Templo Mayor MuseumApril 5 in Mexico
We were thrilled by our walk through the old Aztec ruins but as we came to the end of the walk through the ruins, we came to the museum. Once again we were pleasantly surprised by how amazing it was!
The museum of the Templo Mayor was built in 1987 to house the Templo Mayor Project and its finds—a project which continues work to this day. The Templo Mayor Project’s mission is to excavate the oldest area of the city, around the main plaza. The museum building was built by architect Pedro Ramírez Vázquez, who envisioned ‘a discreet structure that would blend in with the colonial surroundings’. The museum has four floors, three of which are for permanent exhibitions and the fourth has offices for the director, museum administration and research staff.
As we walked in, we saw a model of what Tenochtitlan looked like before the Spaniards arrived.
The museum has eight main exhibition halls, called "salas", each dedicated to a different theme.
Room 1 is dedicated to the goddesses Coatlicue and Coyalxauhqui, mother and sister to Huitzlipochtli, respectively. The first temple artifacts, which were found in the 19th Century, are located in this room associated with the temple, as well the huge stone disk of Coyolxauhqui, which initiated the Templo Mayor Project.
This huge stone disc of Coyolxauhqui (She of Bells on her Cheek) is the pride of the place. We were able to see it more clearly from the top-floor. She is shown decapitated, the result of her murder by Huizilopochtli, her brother, who also killed his 400 brothers en route to becoming the top god.
Room 2 is dedicated to the rituals and sacrifice in Tenochtitlan. This room contains urns where dignitaries, who had died, were placed, funerary offerings, as well as objects associated with self and human sacrifice—such as musical instruments, knives and skulls.

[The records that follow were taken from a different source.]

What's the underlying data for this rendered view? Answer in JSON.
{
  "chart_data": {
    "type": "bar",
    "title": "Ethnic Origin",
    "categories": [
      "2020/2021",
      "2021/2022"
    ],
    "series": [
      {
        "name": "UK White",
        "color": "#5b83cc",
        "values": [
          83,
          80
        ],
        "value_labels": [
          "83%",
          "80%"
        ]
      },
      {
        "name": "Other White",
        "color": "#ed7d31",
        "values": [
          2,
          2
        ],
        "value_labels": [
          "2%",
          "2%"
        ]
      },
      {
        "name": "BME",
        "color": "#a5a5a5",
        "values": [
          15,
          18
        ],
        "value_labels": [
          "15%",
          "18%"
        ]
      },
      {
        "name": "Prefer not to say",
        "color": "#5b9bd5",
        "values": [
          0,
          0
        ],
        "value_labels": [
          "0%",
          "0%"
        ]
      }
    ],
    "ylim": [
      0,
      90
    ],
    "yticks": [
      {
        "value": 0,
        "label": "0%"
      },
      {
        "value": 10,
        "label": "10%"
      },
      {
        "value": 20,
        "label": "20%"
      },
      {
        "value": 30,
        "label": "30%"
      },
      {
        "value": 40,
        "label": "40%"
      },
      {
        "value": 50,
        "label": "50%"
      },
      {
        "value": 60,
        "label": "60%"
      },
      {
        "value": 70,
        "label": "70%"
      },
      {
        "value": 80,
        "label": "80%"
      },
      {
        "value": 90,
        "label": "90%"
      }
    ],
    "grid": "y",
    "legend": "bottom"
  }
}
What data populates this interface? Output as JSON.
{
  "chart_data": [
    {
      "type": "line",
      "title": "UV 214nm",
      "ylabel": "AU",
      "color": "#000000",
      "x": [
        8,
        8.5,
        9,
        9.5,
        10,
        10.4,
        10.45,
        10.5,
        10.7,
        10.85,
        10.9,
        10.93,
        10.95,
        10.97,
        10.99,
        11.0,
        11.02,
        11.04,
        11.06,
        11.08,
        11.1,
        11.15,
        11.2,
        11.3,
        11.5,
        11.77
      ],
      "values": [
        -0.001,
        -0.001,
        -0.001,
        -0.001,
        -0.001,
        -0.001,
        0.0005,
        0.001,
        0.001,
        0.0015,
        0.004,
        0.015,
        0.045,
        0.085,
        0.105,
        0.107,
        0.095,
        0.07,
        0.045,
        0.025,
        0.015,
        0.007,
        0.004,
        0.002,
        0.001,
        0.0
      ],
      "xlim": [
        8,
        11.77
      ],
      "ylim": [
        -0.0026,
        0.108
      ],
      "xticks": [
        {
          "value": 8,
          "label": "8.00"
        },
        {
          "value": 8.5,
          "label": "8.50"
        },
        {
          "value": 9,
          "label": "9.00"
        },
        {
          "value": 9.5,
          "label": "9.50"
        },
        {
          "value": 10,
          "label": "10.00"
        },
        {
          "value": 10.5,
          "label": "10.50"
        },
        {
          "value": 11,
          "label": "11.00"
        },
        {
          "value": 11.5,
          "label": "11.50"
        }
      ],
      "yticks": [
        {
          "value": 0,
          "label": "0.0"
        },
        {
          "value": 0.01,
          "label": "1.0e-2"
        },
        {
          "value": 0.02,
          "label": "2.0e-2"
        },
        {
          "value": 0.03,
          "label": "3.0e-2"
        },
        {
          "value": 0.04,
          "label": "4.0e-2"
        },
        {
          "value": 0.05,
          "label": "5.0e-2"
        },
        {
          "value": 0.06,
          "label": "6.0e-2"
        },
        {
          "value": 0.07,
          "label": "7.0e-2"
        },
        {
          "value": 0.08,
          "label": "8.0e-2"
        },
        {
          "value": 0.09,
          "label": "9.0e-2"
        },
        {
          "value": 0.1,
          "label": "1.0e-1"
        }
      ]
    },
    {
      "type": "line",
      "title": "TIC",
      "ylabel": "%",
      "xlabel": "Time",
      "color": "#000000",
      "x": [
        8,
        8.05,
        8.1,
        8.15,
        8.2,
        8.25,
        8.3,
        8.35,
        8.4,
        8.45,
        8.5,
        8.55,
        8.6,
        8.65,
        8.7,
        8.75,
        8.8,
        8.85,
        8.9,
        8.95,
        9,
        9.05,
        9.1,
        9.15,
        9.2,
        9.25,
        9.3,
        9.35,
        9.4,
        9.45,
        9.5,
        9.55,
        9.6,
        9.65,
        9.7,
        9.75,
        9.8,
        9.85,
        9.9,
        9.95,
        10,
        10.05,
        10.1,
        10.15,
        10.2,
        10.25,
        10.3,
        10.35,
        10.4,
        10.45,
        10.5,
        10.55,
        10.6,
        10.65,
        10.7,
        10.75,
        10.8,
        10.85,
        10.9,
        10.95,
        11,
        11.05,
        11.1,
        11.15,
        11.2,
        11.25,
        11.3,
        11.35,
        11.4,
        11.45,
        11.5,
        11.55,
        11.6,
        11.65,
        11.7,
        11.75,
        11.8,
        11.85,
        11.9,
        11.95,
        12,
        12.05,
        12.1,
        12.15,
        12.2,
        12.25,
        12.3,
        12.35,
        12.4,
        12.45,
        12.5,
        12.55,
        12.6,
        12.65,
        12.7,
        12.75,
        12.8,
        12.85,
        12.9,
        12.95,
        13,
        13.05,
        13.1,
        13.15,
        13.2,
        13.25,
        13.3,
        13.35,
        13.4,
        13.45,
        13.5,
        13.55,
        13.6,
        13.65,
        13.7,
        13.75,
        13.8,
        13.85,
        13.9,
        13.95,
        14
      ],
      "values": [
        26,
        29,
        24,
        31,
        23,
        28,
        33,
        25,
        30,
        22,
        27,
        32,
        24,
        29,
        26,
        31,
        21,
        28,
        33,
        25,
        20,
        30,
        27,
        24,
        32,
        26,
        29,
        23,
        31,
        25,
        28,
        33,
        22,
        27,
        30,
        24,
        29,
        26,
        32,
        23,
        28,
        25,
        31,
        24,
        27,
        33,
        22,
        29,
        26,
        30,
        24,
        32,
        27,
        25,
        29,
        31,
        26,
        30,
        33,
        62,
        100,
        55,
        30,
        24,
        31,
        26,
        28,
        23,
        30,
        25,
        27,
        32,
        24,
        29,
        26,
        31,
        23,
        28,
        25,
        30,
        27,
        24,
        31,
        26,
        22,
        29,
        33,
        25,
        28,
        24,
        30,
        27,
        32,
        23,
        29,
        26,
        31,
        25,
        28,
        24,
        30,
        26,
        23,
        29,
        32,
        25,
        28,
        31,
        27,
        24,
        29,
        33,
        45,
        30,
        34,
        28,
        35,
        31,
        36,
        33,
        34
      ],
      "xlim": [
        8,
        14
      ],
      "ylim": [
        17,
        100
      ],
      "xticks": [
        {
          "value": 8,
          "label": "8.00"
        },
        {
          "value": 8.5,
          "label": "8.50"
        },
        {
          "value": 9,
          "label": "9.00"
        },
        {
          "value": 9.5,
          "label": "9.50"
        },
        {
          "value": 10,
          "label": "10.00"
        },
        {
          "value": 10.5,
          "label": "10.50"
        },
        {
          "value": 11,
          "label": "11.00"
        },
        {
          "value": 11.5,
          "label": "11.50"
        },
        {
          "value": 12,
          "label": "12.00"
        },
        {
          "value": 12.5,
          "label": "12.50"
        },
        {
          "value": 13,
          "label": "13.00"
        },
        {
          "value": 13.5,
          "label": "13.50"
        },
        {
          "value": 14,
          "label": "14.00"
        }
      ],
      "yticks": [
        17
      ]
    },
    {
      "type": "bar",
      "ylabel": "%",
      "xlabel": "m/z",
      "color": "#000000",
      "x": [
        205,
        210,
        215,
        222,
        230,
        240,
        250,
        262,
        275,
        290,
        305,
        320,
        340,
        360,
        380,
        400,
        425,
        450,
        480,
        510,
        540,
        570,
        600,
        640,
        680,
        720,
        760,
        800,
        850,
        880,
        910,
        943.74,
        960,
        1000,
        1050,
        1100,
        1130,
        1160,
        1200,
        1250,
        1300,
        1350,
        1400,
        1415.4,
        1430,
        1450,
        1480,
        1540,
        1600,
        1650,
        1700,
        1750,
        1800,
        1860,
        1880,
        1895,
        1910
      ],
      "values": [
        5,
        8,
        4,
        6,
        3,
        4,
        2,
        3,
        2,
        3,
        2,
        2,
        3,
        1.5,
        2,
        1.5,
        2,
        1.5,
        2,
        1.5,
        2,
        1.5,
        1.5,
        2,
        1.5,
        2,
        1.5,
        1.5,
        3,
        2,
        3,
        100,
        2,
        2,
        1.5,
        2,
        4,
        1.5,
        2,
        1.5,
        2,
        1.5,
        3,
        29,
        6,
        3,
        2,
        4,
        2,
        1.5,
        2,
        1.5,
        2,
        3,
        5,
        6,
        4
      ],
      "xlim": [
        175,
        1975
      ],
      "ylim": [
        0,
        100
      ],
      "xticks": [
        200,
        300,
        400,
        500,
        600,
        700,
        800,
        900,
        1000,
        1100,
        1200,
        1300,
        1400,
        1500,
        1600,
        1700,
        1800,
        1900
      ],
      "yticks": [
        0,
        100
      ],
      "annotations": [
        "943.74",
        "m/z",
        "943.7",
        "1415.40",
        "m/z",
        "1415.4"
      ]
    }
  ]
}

Room 3 demonstrates the economics of the Aztec empire in the form of tribute and trade, with examples of finished products and raw materials from many parts of Mesoamerica.
Sala 4 is dedicated to the god Huitzilopochtli. His shrine at the temple was the most important and largest. This room contains various images of him as well as offerings. Also located here are the two large ceramic statues of the god Mictlantecuhtli which were found in the House of the Eagle Warriors who were dedicated to Huitzilopochtli.
Room 5 is dedicated to Tlaloc, the other principal deity of the Aztecs and one of the oldest in Mesoamerica. This room contains various images of the god usually worked in green or volcanic stone or in ceramic. The most prized work is a large pot with the god’s face in high relief that still preserves much of the original blue paint.
Room 6 is dedicated to the flora and fauna of Mesoamerica at this time, as most contained divine aspects for the Aztecs. Also many of the offerings found at the Templo Mayor were or were made from various plants and animals.
Room 7 contains exhibits of the agricultural technology of the time, especially in the growing of corn and the construction of chinampas, the so-called "floating gardens".
The last room is Room 8, which is dedicated to the archeology and history of the site.